The first substantial body of code I wrote in a Lisp-like language would have been something like 5 or 6 years later; I was a first-year university student and did some vacation work for an outfit that had a home-grown Lispy language with a thin veneer of Algol-like syntax on the top, plus some neat pattern-matching features. I taught it to do symbolic integration and some other such things. I can't remember why they wanted it, now.

That was the only Lispy work I ever got paid for. My preferred variety of Lisp these days is Common Lisp; has been ever since I picked up a copy of CLTL2 about 8 years ago. Actually, I do use it occasionally at work, when I don't think anyone else will notice or when I really need its power for something.

What led you to try Lisp?

It was fun.

If you were trying Lisp out of unhappiness with another language, what was that other language and what did you not like about it, or what were you hoping to find different in Lisp?

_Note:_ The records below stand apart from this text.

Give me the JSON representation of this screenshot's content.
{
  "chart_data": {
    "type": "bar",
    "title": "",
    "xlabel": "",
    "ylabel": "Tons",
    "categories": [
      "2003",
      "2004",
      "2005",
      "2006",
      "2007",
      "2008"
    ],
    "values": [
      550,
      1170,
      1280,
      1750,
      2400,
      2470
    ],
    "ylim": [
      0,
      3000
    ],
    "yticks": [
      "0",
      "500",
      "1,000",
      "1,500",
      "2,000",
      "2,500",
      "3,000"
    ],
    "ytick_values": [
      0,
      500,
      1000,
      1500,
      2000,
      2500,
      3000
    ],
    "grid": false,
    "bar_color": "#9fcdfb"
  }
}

That wasn't what led me to Lisp.

How far have you gotten in your study of Lisp? (I know, that is hard to measure)

I'd describe myself as a pretty competent CL programmer. My main weakness is a corollary of the fact that I write Lisp almost exclusively for fun: I don't do enough of it to keep everything swapped in.

What do you think of Lisp so far?

It's the most powerful programming language there is.